English isn’t my first language, so I apologize in advance for any typos or mistakes. Thank you for reading.

Work Text:

That night in Konoha, the air hung heavy with shadows, thick with a silence broken only by the whisper of steel meeting flesh.

My work began as it always does.

Names dissolved into darkness one after another—candles snuffed out by an unrelenting wind. I do not choose who I take. I do not judge. I simply gather what fate leaves behind, preserving the balance that keeps the world from tearing itself apart.

That family—the Uchiha clan, eyes burning red like dying embers—fell beneath the blade of one of their own.

They called him Itachi.

A boy, really. A boy carrying a burden few ever survive.

I watched it begin at the edges of the district. The guards fell first: clean cuts, shallow breaths, final sighs. I was there for each of them, steady and unseen, guiding their souls as they slipped free like dry leaves from a dying tree. Another one, I thought. Then another.

There is no spectacle in my routine. No triumph. No sorrow. Only the rhythm of endings.

And yet, that night, something felt… misaligned.

Itachi moved through the compound with surgical precision, his Sharingan glowing dimly against the dark. Uncles. Cousins. Elders. Each strike was a task completed. Each life extinguished added weight to my arms—echoes of unfinished conversations, unfulfilled grudges, laughter that would never return.

I kept the tally.

Fugaku Uchiha, the patriarch, resisted only for a heartbeat—pride burning fiercely until the very end. Mikoto followed, serene even in death, guarding a secret that no longer mattered.

Hours passed. The clan vanished.

Bodies lay scattered along the stone paths, blood washing into the gutters as rain finally began to fall, as if the village itself wished to cleanse what it could not prevent. My work was efficient that night. No stragglers. No souls clawing desperately at the threshold between life and oblivion.

Except for one.

Sasuke.

The child came running, breathless, eyes still untouched by hatred. I felt him before I saw him—a life not yet frayed, not yet cracked open by loss.

Itachi found him.

And there—there was something new.

The older brother, soaked in the blood of his own kin, hesitated.

Not weakness.

Mercy, dressed in cruelty.

He shattered the boy with illusions, tore his heart open so his body might survive. Live with hatred, he told him—or something close enough to carve itself into memory forever.

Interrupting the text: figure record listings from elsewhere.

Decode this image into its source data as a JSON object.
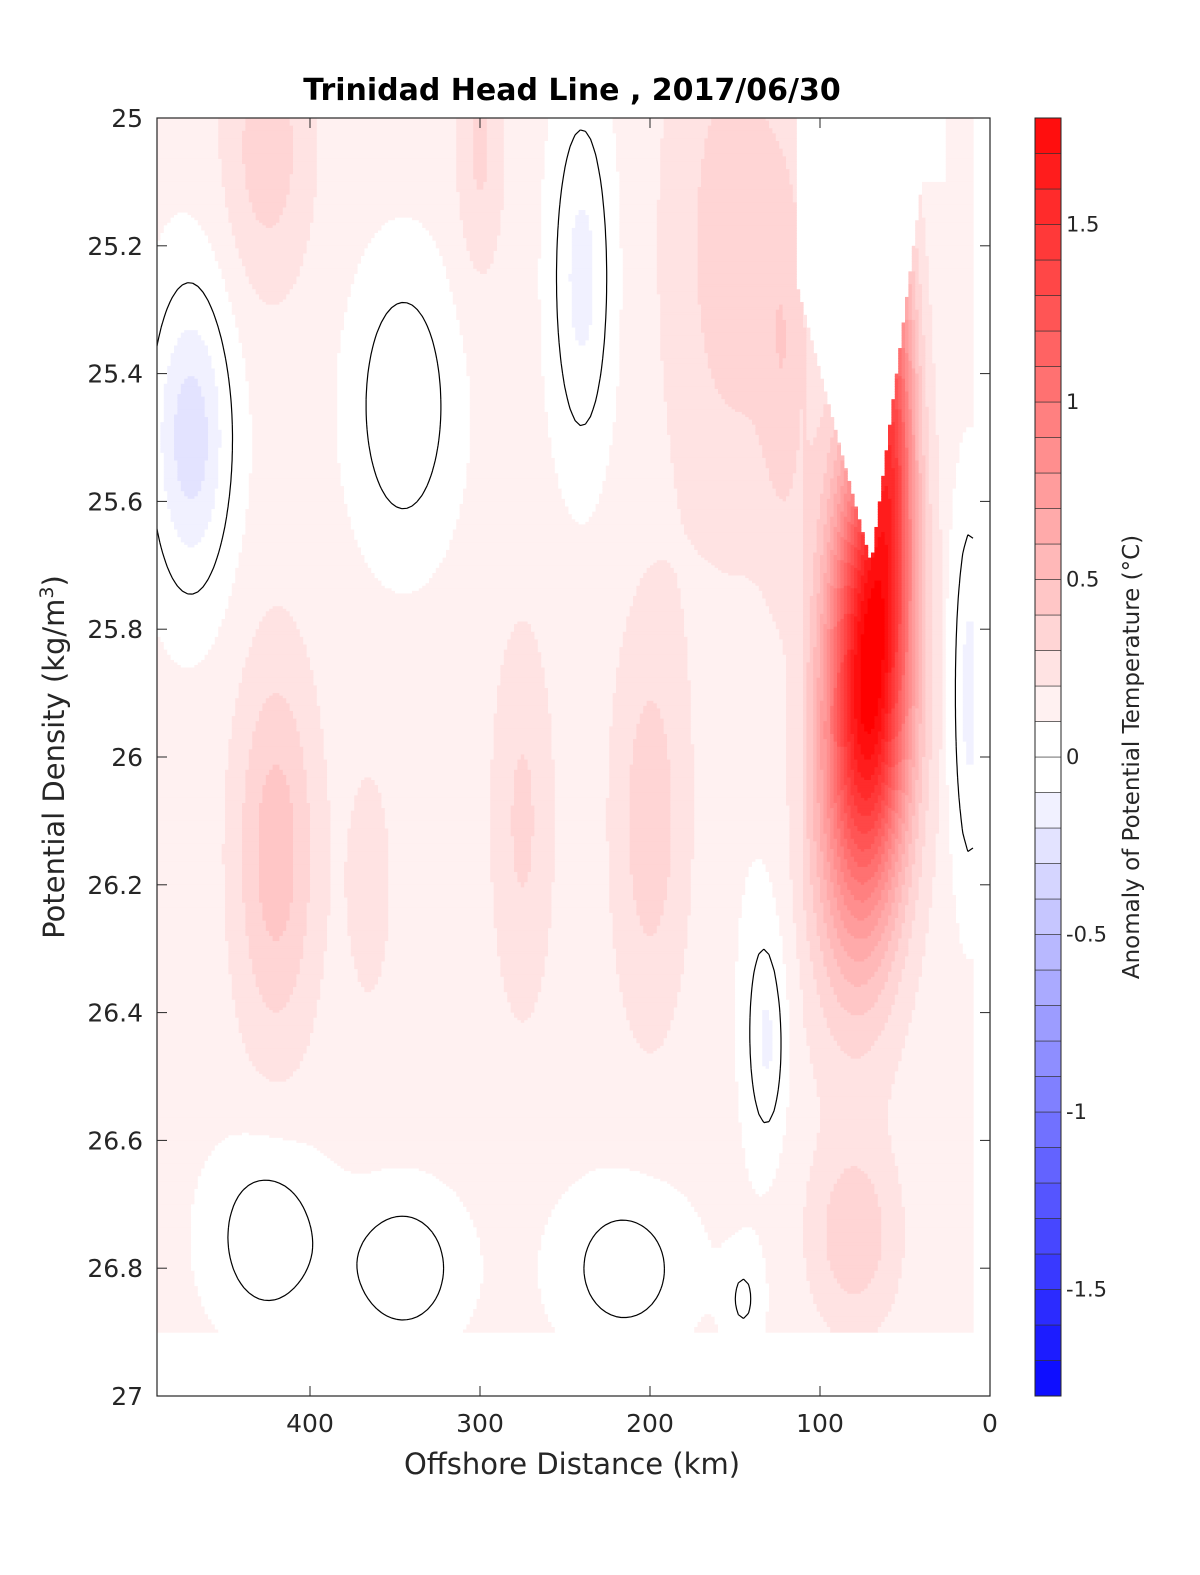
{
  "chart_data": {
    "type": "heatmap",
    "title": "Trinidad Head Line , 2017/06/30",
    "xlabel": "Offshore Distance (km)",
    "ylabel_parts": {
      "base": "Potential Density (kg/m",
      "sup": "3",
      "end": ")"
    },
    "xlim": [
      490,
      0
    ],
    "x_reversed": true,
    "ylim": [
      25,
      27
    ],
    "y_reversed": true,
    "x_ticks": [
      400,
      300,
      200,
      100,
      0
    ],
    "x_tick_labels": [
      "400",
      "300",
      "200",
      "100",
      "0"
    ],
    "y_ticks": [
      25,
      25.2,
      25.4,
      25.6,
      25.8,
      26,
      26.2,
      26.4,
      26.6,
      26.8,
      27
    ],
    "y_tick_labels": [
      "25",
      "25.2",
      "25.4",
      "25.6",
      "25.8",
      "26",
      "26.2",
      "26.4",
      "26.6",
      "26.8",
      "27"
    ],
    "data_extent": {
      "x": [
        490,
        10
      ],
      "y": [
        25,
        26.9
      ]
    },
    "x_nodes": [
      490,
      470,
      450,
      430,
      410,
      390,
      370,
      350,
      330,
      310,
      290,
      270,
      250,
      230,
      210,
      190,
      170,
      150,
      130,
      110,
      90,
      70,
      50,
      30,
      10
    ],
    "y_nodes": [
      25.0,
      25.1,
      25.2,
      25.3,
      25.4,
      25.5,
      25.6,
      25.7,
      25.8,
      25.9,
      26.0,
      26.1,
      26.2,
      26.3,
      26.4,
      26.5,
      26.6,
      26.7,
      26.8,
      26.9
    ],
    "colorbar": {
      "label": "Anomaly of Potential Temperature (°C)",
      "range": [
        -1.8,
        1.8
      ],
      "step": 0.1,
      "ticks": [
        -1.5,
        -1,
        -0.5,
        0,
        0.5,
        1,
        1.5
      ],
      "tick_labels": [
        "-1.5",
        "-1",
        "-0.5",
        "0",
        "0.5",
        "1",
        "1.5"
      ],
      "negative_color": "#0000ff",
      "positive_color": "#ff0000",
      "neutral_color": "#ffffff"
    },
    "contour_level": 0,
    "contour_color": "#000000"
  }
}
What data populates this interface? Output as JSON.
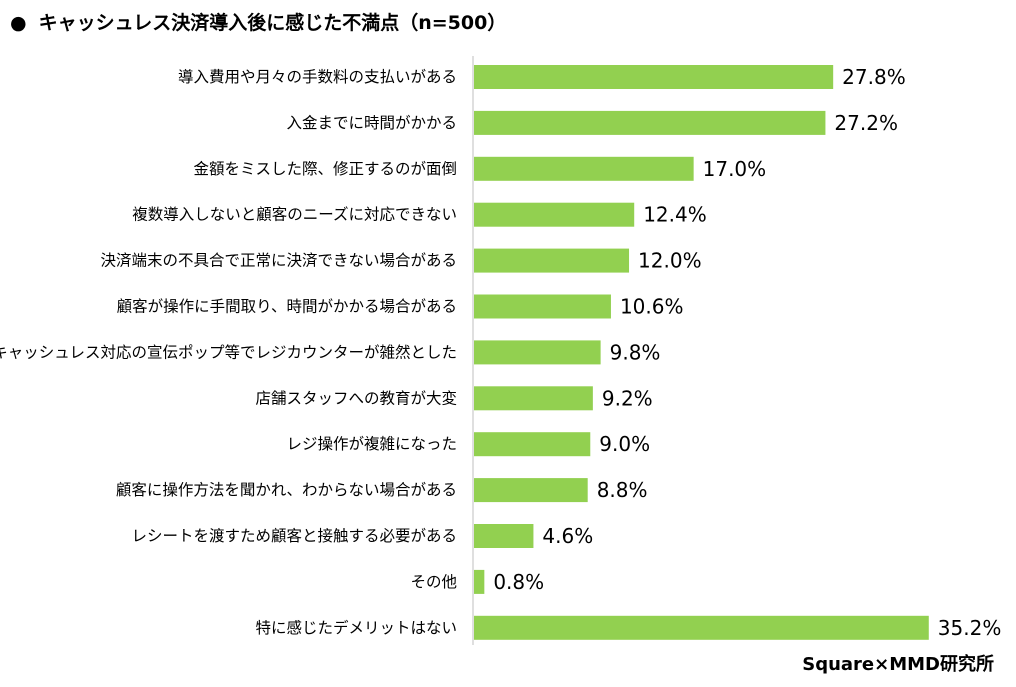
{
  "chart_data": {
    "type": "bar",
    "orientation": "horizontal",
    "title": "キャッシュレス決済導入後に感じた不満点（n=500）",
    "categories": [
      "導入費用や月々の手数料の支払いがある",
      "入金までに時間がかかる",
      "金額をミスした際、修正するのが面倒",
      "複数導入しないと顧客のニーズに対応できない",
      "決済端末の不具合で正常に決済できない場合がある",
      "顧客が操作に手間取り、時間がかかる場合がある",
      "キャッシュレス対応の宣伝ポップ等でレジカウンターが雑然とした",
      "店舗スタッフへの教育が大変",
      "レジ操作が複雑になった",
      "顧客に操作方法を聞かれ、わからない場合がある",
      "レシートを渡すため顧客と接触する必要がある",
      "その他",
      "特に感じたデメリットはない"
    ],
    "values": [
      27.8,
      27.2,
      17.0,
      12.4,
      12.0,
      10.6,
      9.8,
      9.2,
      9.0,
      8.8,
      4.6,
      0.8,
      35.2
    ],
    "value_labels": [
      "27.8%",
      "27.2%",
      "17.0%",
      "12.4%",
      "12.0%",
      "10.6%",
      "9.8%",
      "9.2%",
      "9.0%",
      "8.8%",
      "4.6%",
      "0.8%",
      "35.2%"
    ],
    "xlim": [
      0,
      40
    ],
    "bar_color": "#92d050",
    "axis_color": "#bfbfbf",
    "grid": false,
    "legend": "none"
  },
  "bullet": "●",
  "source": "Square×MMD研究所"
}
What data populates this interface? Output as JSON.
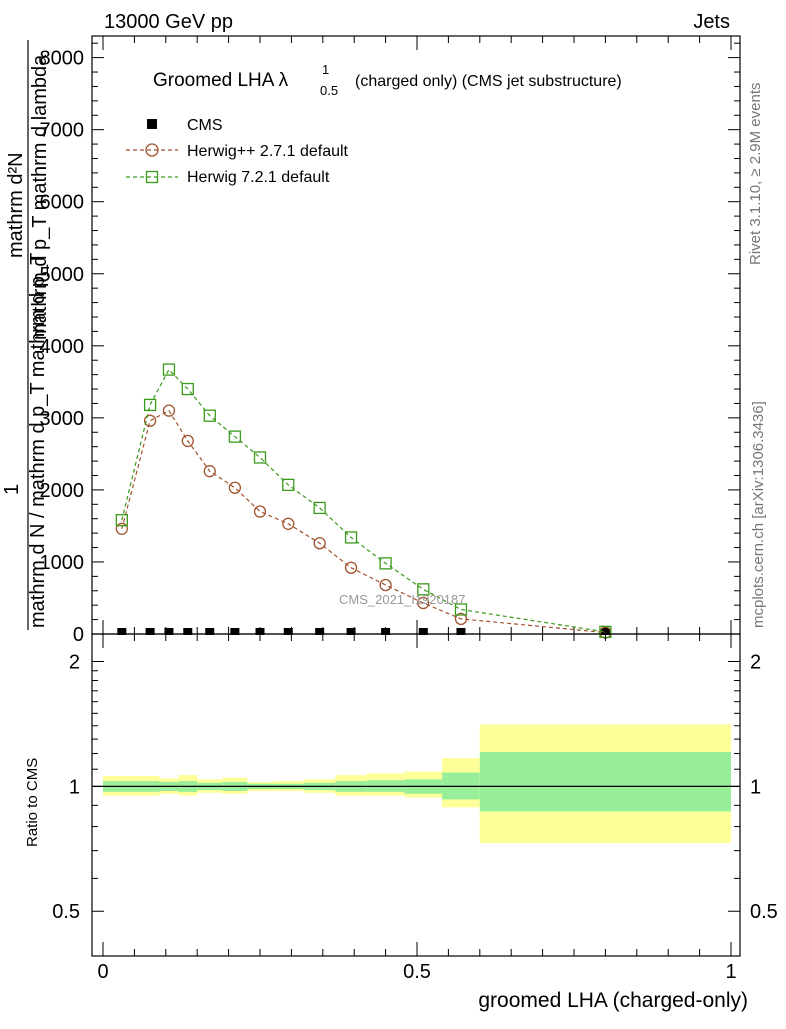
{
  "header": {
    "left": "13000 GeV pp",
    "right": "Jets"
  },
  "side_labels": {
    "rivet": "Rivet 3.1.10, ≥ 2.9M events",
    "mcplots": "mcplots.cern.ch [arXiv:1306.3436]"
  },
  "watermark": "CMS_2021_I1920187",
  "main_plot": {
    "title_prefix": "Groomed LHA ",
    "title_lambda": "λ",
    "title_sup": "1",
    "title_sub": "0.5",
    "title_suffix": "(charged only) (CMS jet substructure)",
    "ylabel_numerator": "mathrm d²N",
    "ylabel_denominator": "mathrm d p_T mathrm d lambda",
    "ylabel_numerator_b": "mathrm d N",
    "ylabel_prefix": "1",
    "ylabel_long": "mathrm d N / mathrm d p_T mathrm d p_T",
    "yticks": [
      "0",
      "1000",
      "2000",
      "3000",
      "4000",
      "5000",
      "6000",
      "7000",
      "8000"
    ],
    "ylim": [
      0,
      8300
    ]
  },
  "ratio_plot": {
    "ylabel": "Ratio to CMS",
    "yticks": [
      "0.5",
      "1",
      "2"
    ],
    "xlabel": "groomed LHA (charged-only)",
    "xticks": [
      "0",
      "0.5",
      "1"
    ]
  },
  "chart_data": {
    "type": "line",
    "xlim": [
      0,
      1
    ],
    "series": [
      {
        "name": "CMS",
        "marker": "filled-square",
        "color": "#000000",
        "x": [
          0.03,
          0.075,
          0.105,
          0.135,
          0.17,
          0.21,
          0.25,
          0.295,
          0.345,
          0.395,
          0.45,
          0.51,
          0.57,
          0.8
        ],
        "y": [
          0,
          0,
          0,
          0,
          0,
          0,
          0,
          0,
          0,
          0,
          0,
          0,
          0,
          0
        ]
      },
      {
        "name": "Herwig++ 2.7.1 default",
        "marker": "open-circle",
        "color": "#a0522d",
        "x": [
          0.03,
          0.075,
          0.105,
          0.135,
          0.17,
          0.21,
          0.25,
          0.295,
          0.345,
          0.395,
          0.45,
          0.51,
          0.57,
          0.8
        ],
        "y": [
          1460,
          2960,
          3100,
          2680,
          2260,
          2030,
          1700,
          1530,
          1260,
          920,
          680,
          430,
          210,
          20
        ]
      },
      {
        "name": "Herwig 7.2.1 default",
        "marker": "open-square",
        "color": "#3a9a1a",
        "x": [
          0.03,
          0.075,
          0.105,
          0.135,
          0.17,
          0.21,
          0.25,
          0.295,
          0.345,
          0.395,
          0.45,
          0.51,
          0.57,
          0.8
        ],
        "y": [
          1580,
          3180,
          3670,
          3400,
          3030,
          2740,
          2450,
          2070,
          1750,
          1340,
          980,
          620,
          340,
          30
        ]
      }
    ],
    "ratio_bands": {
      "edges": [
        0,
        0.09,
        0.12,
        0.15,
        0.19,
        0.23,
        0.27,
        0.32,
        0.37,
        0.42,
        0.48,
        0.54,
        0.6,
        1.0
      ],
      "inner_lo": [
        0.97,
        0.975,
        0.97,
        0.98,
        0.975,
        0.985,
        0.985,
        0.98,
        0.97,
        0.97,
        0.96,
        0.93,
        0.87
      ],
      "inner_hi": [
        1.03,
        1.025,
        1.03,
        1.02,
        1.025,
        1.015,
        1.015,
        1.02,
        1.03,
        1.035,
        1.04,
        1.08,
        1.21
      ],
      "outer_lo": [
        0.95,
        0.96,
        0.95,
        0.965,
        0.96,
        0.975,
        0.975,
        0.965,
        0.95,
        0.95,
        0.94,
        0.89,
        0.73
      ],
      "outer_hi": [
        1.06,
        1.045,
        1.065,
        1.04,
        1.05,
        1.025,
        1.03,
        1.04,
        1.065,
        1.075,
        1.085,
        1.17,
        1.41
      ],
      "inner_color": "#99ee99",
      "outer_color": "#ffff99"
    }
  }
}
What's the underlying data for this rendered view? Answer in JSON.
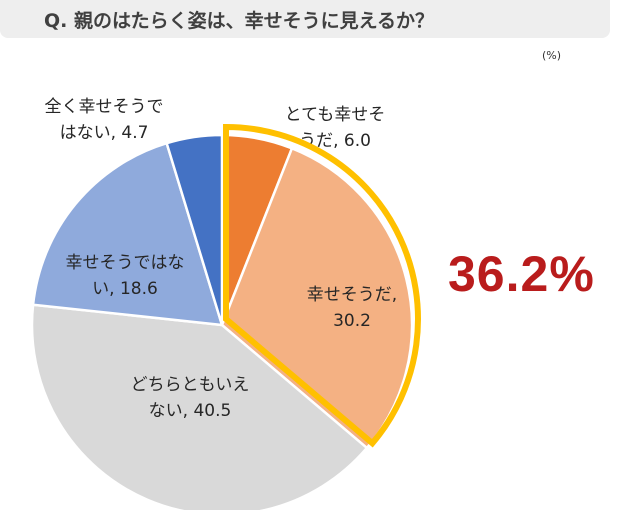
{
  "question": "Q.  親のはたらく姿は、幸せそうに見えるか？",
  "unit": "(%)",
  "highlight": "36.2%",
  "chart_data": {
    "type": "pie",
    "title": "Q.  親のはたらく姿は、幸せそうに見えるか？",
    "unit": "%",
    "slices": [
      {
        "name": "とても幸せそうだ",
        "value": 6.0,
        "color": "#ED7D31",
        "label_lines": [
          "とても幸せそ",
          "うだ, 6.0"
        ]
      },
      {
        "name": "幸せそうだ",
        "value": 30.2,
        "color": "#F4B183",
        "label_lines": [
          "幸せそうだ,",
          "30.2"
        ]
      },
      {
        "name": "どちらともいえない",
        "value": 40.5,
        "color": "#D9D9D9",
        "label_lines": [
          "どちらともいえ",
          "ない, 40.5"
        ]
      },
      {
        "name": "幸せそうではない",
        "value": 18.6,
        "color": "#8FAADC",
        "label_lines": [
          "幸せそうではな",
          "い, 18.6"
        ]
      },
      {
        "name": "全く幸せそうではない",
        "value": 4.7,
        "color": "#4472C4",
        "label_lines": [
          "全く幸せそうで",
          "はない, 4.7"
        ]
      }
    ],
    "highlighted_slices": [
      "とても幸せそうだ",
      "幸せそうだ"
    ],
    "highlight_color": "#FFC000",
    "highlight_total": "36.2%"
  }
}
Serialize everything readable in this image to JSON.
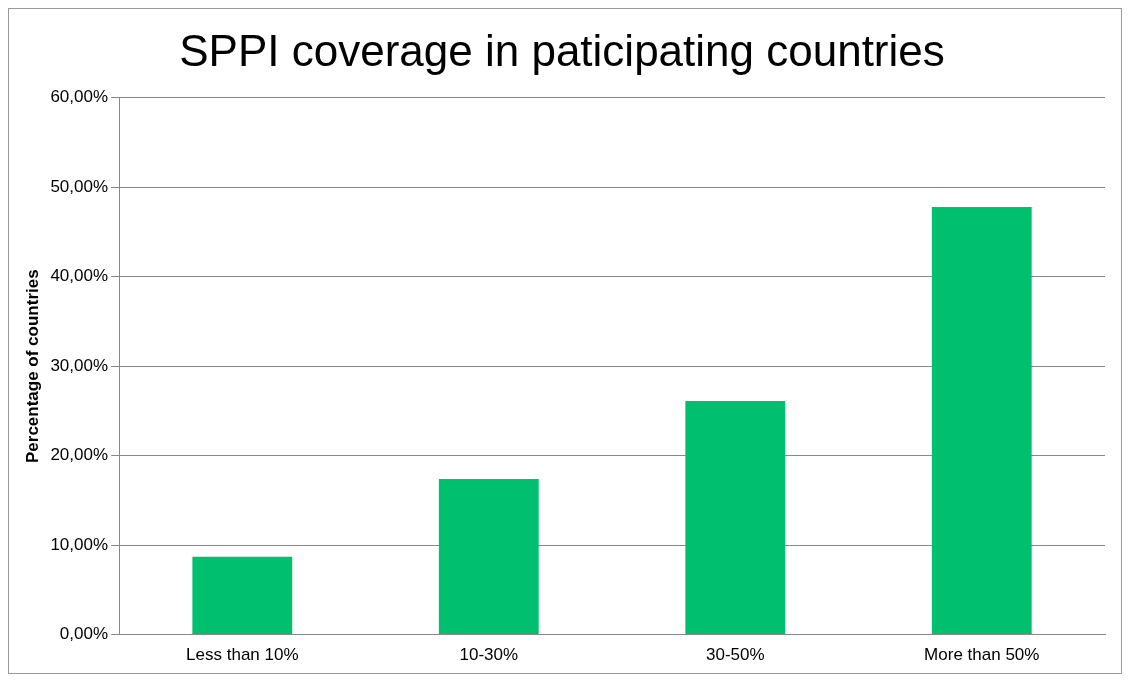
{
  "chart_data": {
    "type": "bar",
    "title": "SPPI coverage in paticipating countries",
    "ylabel": "Percentage of countries",
    "categories": [
      "Less than 10%",
      "10-30%",
      "30-50%",
      "More than 50%"
    ],
    "values": [
      8.7,
      17.4,
      26.1,
      47.8
    ],
    "color": "#00bf6f",
    "ylim": [
      0,
      60
    ],
    "yticks": [
      {
        "value": 0,
        "label": "0,00%"
      },
      {
        "value": 10,
        "label": "10,00%"
      },
      {
        "value": 20,
        "label": "20,00%"
      },
      {
        "value": 30,
        "label": "30,00%"
      },
      {
        "value": 40,
        "label": "40,00%"
      },
      {
        "value": 50,
        "label": "50,00%"
      },
      {
        "value": 60,
        "label": "60,00%"
      }
    ],
    "grid": "y",
    "legend": false
  }
}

I waited in the shadows, prepared to claim another young soul.

But Itachi let him go.

Why?

Because even a killer could recognize the injustice of dragging a child fully into the abyss.

Through Itachi’s eyes, I felt it—a flicker of compassion sharp enough to pierce even my endless distance. Sasuke’s time was not that night. His hour had not yet come.

I watched the boy flee into a future of solitude and rage, a loose thread left dangling in the tapestry of fate.

My work continued. The last echoes of the clan faded into silence.

But that child remained.

And in sparing him, Itachi forced me to spare him as well.

Not because it changes the end—my task is inevitable—but because amid so much reaping, one life set aside becomes a reminder: even in the deepest darkness, there are still choices. Small defiance. A pause in the march toward oblivion.

The night ended with Konoha asleep and unaware.

And I carried my burden onward, as I always do, waiting patiently for the next name to fall into my hands.